One other argument touted by the liberalization lobby is that in case you allow free imports, the foreigners, particularly the group of seven nations, can also be persuaded to allow our exports to enter their countries to a greater extent, thereby raising our share in world exports. Do these people ever care to look at the nitty-gritty statistics that are available?
During the quinquennium, 1950-55, India's average share in world exports was 1.64 per cent; at the end of the great decade of globalization, this share has shrunk to 0.62 per cent. Similarly, in the mid-fifties, the share of exports to the G-7 countries was more than 53 per cent of our total exports; this share has declined to around 46 per cent in the decade of freedom. These data have not been invented, but are mentioned in a recent publication of the department of economic analysis and policy, Reserve Bank of India.
Let us consider some other facts. India's exports were of the order of $18.5 billion in the year immediately preceding the introduction of the records, that is in 1990-91. This magnitude had advanced to $38.5 billion in 1999-2000, the latest year for which data are available.
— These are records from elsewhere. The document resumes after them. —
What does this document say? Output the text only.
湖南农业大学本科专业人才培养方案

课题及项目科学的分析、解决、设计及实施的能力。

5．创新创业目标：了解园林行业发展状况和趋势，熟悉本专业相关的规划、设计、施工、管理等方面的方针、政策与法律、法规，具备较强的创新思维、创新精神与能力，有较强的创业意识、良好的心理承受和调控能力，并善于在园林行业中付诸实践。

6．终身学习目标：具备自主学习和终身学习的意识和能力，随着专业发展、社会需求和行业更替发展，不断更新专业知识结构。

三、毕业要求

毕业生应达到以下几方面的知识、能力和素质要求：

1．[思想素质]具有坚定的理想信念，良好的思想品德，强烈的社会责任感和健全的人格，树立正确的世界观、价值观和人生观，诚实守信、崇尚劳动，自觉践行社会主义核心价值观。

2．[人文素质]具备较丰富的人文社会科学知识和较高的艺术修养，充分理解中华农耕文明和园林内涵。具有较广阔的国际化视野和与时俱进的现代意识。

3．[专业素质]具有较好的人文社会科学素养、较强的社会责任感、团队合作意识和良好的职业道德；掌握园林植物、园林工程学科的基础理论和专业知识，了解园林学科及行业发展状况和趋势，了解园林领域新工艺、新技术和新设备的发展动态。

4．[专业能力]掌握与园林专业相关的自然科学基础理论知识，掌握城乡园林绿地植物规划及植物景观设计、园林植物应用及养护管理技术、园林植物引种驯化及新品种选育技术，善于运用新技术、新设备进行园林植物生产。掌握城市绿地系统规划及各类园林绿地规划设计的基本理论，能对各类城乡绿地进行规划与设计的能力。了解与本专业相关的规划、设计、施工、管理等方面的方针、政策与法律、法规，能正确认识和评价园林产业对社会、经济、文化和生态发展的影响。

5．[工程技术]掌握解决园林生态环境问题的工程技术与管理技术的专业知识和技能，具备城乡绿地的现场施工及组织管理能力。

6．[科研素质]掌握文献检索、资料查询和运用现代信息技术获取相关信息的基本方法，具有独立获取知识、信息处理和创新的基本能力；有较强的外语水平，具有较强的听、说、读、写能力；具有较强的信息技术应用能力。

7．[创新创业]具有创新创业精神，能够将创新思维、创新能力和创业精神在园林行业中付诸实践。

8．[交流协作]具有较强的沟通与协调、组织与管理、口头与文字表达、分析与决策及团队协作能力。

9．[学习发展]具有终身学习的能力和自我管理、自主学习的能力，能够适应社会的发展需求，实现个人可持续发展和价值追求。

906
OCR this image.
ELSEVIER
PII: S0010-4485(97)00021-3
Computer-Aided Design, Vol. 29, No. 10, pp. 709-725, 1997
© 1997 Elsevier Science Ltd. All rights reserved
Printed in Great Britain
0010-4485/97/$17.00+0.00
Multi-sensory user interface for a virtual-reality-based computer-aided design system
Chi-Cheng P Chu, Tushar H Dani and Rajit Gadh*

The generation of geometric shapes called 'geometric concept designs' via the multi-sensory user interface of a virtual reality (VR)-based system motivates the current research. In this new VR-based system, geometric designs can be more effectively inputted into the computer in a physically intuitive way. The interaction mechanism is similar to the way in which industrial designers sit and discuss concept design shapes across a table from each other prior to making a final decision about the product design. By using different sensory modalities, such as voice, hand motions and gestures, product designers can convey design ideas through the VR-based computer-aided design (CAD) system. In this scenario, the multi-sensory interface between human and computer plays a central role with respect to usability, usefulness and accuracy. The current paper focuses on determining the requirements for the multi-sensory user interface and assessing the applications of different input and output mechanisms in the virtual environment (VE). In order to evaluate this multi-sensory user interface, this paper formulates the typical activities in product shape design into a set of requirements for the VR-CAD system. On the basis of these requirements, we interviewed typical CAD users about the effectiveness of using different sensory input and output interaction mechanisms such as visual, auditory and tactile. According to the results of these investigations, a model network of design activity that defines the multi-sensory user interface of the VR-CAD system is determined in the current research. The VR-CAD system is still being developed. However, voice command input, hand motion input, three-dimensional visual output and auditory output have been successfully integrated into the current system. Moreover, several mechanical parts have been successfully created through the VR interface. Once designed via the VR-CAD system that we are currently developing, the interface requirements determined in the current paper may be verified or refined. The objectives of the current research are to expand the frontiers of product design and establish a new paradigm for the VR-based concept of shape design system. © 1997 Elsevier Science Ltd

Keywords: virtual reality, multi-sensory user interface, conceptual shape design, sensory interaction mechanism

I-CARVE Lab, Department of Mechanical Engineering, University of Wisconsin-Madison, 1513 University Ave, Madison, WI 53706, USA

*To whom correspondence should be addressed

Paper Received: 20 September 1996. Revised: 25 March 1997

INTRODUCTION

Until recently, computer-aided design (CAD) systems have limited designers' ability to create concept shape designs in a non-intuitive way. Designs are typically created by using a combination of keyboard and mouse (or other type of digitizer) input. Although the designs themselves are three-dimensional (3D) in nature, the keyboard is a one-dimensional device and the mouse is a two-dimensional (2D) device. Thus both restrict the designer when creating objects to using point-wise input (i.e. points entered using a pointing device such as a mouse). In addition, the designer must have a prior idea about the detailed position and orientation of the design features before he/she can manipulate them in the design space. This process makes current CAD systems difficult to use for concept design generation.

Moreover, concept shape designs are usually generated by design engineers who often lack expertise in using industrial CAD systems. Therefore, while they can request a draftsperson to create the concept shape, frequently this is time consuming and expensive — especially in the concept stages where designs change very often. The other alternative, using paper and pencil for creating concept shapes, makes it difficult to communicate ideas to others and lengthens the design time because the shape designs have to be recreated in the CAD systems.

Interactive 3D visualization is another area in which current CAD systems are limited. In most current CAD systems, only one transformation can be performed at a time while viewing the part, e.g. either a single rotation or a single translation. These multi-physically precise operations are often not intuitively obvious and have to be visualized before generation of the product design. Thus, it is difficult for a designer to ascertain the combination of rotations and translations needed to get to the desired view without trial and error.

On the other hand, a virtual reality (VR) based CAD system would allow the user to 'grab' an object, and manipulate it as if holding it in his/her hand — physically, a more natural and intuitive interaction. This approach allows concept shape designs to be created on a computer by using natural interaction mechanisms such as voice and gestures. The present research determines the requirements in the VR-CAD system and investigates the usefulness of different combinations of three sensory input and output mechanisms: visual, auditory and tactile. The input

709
In contrast, imports were $27.9 billion in 1990-91 and advanced to $ 55.4 billion in 1999-2000, which means that over the decade of expanding free trade, our trade deficit had nearly doubled.
The situation is likely to be far, far worse in the coming decade. The retort will be, "What do we care? We have $ 40 billion worth of foreign exchange reserves to tackle any balance of payments that might arise. But we also have NRI deposits worth $23 billion which are repatriable on demand; there are, besides, three billion dollars of portfolio investments which could flow out of the country at a moment's notice. On top of all that, the country's external debt is in the neighbourhood of $100 billion."
In such matters, any meaningful exchange of views with the decision-makers is quite impossible. They are determined not to look at facts. They will not take into account the hardship countrymen are to be subjected to because of the frightful import policy they have announced. The bulk of these decision-makers, if not all, belong to the thin stratum of society at the top. If a cataclysm strikes the country, their foreign friends, they firmly believe, will bail them out; let the rest of the nation drown, nobody need bother to save them.
Those in power, some will maintain, are not altogether heartless. Have not the government mentioned a "war room" where a monitoring committee will sit, watch the effects of the new policy and, where necessary, take ameliorative measures? Has not the government also proposed new legislation to stiffen anti-dumping measures for protecting our producers?
These are, alas, all eyewash: once the great surrender has been effected, any pro-producer measure our government may contemplate will be subject to WTO rules, which are stern in the extreme. Rest assured, the WTO will also insist on the rapid demolition of tariff walls.
But ordinary folk should still feel buoyant. They can drown their sorrow in Scotch whisky, now freely available in the country.